The Guardian: Ukrainian troops have begun 'anti-terrorist operation', Kiev says

       The Guardian reports,"Ukrainian troops were reported to be deployed outside a separatist-held city on Tuesday as the country's acting president claimed an "anti-terrorist operation" was under way".
An Associated Press reporter said at least 14 armoured personnel carriers with Ukrainian flags, one helicopter and military trucks were north of the eastern city of Slavyansk, where pro-Russian protesters took over key facilities on Saturday.
Government troops at a checkpoint outside the town of Izyum searched vehicles driving in and out for weapons.
Roads into Slavyansk were dotted with protester checkpoints, at least one with a Russian flag. Another bore a sign reading: "If we don't do it, nobody will."
The military moves came as western powers stepped up calls for Russiato act to end the crisis in Ukraine. The US president, Barack Obama, told his Russian counterpart, Vladimir Putin, in a tense telephone call on Monday night that Moscow should use its influence to get separatists in the country to stand down. The US has also deployed additional fighter aircraft to the Baltic states and Poland.
The British foreign secretary, William Hague, on Tuesday warned Russia it faced being frozen out by the west for years if it did not stop destabilising Ukraine, and the Nato chief, Anders Fogh Rasmussen, joined the US and UK in issuing an urgent public call on Russia to de-escalate tensions in the Ukraine.
Hague said it defied common sense for Putin to deny that the storming of government buildings in eastern Ukraine had been carried out by Russians.
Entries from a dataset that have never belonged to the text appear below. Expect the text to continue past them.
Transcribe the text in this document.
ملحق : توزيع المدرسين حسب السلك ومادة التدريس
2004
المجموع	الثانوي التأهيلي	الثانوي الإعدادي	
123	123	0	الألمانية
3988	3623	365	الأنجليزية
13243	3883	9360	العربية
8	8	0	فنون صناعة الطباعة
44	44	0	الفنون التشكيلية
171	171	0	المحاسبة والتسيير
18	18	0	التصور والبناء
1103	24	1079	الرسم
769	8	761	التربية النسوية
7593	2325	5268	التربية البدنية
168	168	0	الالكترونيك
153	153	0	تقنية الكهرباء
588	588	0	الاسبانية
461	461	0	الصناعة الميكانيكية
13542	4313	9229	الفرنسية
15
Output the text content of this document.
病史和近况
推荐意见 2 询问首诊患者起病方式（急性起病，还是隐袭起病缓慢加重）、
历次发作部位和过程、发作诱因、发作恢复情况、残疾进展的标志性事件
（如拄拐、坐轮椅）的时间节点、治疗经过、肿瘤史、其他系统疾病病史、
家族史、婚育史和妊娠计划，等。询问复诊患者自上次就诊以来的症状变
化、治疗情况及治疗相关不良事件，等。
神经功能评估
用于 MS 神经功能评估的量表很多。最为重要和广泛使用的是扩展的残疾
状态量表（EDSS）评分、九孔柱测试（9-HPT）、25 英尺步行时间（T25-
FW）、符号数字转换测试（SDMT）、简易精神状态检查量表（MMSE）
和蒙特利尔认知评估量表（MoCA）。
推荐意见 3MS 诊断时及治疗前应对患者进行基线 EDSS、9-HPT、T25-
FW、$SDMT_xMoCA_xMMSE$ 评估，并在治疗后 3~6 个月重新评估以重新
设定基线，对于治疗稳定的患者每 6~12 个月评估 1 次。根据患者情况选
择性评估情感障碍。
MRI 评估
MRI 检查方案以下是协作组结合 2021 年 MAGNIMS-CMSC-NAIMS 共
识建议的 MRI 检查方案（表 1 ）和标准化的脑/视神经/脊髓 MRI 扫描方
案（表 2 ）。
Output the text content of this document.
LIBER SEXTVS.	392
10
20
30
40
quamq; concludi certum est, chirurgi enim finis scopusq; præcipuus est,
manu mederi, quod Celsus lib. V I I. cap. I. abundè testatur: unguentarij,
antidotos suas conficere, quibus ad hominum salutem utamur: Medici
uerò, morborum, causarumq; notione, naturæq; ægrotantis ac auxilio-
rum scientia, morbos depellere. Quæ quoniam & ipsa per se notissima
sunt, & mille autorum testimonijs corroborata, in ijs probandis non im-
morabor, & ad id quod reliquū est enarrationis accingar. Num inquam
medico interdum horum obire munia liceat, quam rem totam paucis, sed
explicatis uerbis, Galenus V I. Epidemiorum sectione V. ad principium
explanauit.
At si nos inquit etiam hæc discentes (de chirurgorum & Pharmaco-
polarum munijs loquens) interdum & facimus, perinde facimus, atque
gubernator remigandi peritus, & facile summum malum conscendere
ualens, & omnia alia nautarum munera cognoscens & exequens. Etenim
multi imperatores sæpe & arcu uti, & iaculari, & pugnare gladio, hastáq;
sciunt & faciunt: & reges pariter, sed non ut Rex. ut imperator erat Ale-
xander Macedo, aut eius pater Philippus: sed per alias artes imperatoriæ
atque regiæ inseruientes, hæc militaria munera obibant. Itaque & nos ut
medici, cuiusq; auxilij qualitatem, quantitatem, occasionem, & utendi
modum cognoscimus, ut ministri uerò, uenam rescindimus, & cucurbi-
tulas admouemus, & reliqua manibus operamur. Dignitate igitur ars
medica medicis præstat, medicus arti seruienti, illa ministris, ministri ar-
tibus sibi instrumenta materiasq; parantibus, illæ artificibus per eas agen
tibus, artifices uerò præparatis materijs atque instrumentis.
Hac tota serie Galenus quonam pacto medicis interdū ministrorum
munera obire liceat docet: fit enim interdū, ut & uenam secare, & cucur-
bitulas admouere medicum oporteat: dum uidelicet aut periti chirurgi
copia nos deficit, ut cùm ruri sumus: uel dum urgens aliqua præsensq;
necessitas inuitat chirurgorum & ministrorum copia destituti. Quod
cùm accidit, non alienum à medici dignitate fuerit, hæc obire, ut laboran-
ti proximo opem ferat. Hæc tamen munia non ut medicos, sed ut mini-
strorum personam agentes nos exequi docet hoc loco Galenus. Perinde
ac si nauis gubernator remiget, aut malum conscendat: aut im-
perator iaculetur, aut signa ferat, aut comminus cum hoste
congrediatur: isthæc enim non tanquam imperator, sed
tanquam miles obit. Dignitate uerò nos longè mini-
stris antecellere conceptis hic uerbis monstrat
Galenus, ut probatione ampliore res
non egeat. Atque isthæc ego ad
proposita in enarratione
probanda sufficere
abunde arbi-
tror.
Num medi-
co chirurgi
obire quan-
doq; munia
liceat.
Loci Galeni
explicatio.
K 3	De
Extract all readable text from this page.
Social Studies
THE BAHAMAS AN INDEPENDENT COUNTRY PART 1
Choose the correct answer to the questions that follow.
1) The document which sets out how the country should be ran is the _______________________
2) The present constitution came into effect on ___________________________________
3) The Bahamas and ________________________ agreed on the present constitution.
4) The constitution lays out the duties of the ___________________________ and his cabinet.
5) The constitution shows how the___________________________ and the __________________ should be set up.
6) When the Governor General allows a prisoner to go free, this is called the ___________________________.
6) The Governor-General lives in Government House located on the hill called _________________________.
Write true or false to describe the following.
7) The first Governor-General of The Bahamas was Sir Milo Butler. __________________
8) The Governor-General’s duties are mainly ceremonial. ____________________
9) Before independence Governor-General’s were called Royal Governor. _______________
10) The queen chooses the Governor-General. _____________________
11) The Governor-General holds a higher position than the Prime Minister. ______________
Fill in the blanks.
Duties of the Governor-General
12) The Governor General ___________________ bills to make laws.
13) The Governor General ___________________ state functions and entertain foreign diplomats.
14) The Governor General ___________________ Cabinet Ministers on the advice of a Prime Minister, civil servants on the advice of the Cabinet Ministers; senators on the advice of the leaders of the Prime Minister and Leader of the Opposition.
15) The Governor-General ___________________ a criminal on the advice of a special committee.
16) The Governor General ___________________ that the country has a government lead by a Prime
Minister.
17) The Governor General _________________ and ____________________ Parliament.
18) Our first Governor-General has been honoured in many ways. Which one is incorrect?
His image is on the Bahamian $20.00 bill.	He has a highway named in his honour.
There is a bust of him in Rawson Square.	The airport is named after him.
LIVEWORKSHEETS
The mayor of Slavyansk, where pro-Russian armed men have seized police and security service buildings, said on Ukrainian television on Tuesday that troops from Russia and Crimea had been involved in the takeovers.
After a mob seized police headquarters in Horlivka on Monday, a man in camouflage appointed a new police chief, later identifying himself as a lieutenant colonel in the Russian army.
Pro-Russian protesters, many of them armed, continued to occupy government, police and other administrative buildings in at least nine cities in the country's Russian-speaking east of the country, demanding broader autonomy and closer ties with Russia. The central government has so far been unable to rein in the separatists, and many of the local security forces have switched to their side.
Early on Tuesday, pro-Russian separatists pulled out of one building they had occupied in Kramatorsk but then seized another in the same town, officials said.
Obama told Putin on Monday that the US preferred a diplomatic solution to the crisis but criticised Russia for taking actions that were not "conducive" to such a path. He said Kiev had made "real offers" to address concerns about the decentralisation of powers to local governments in the country, a senior US government official said.
In a sign of rising tensions, the Pentagon said on Monday that a Russian military fighter flew past a navy destroyer in the Black Sea 12 times over the weekend in a "provocative and unprofessional" move.
The unarmed fighter Su-24 aircraft, or Fencer, made 12 low-altitude passes of the USS Donald Cook on Saturday, coming within 1,000 yards of the vessel, according to the Pentagon. The incident lasted around 90 minutes and a Pentagon source said the USS Donald Cook "was never under threat" and was "more than capable of defending herself".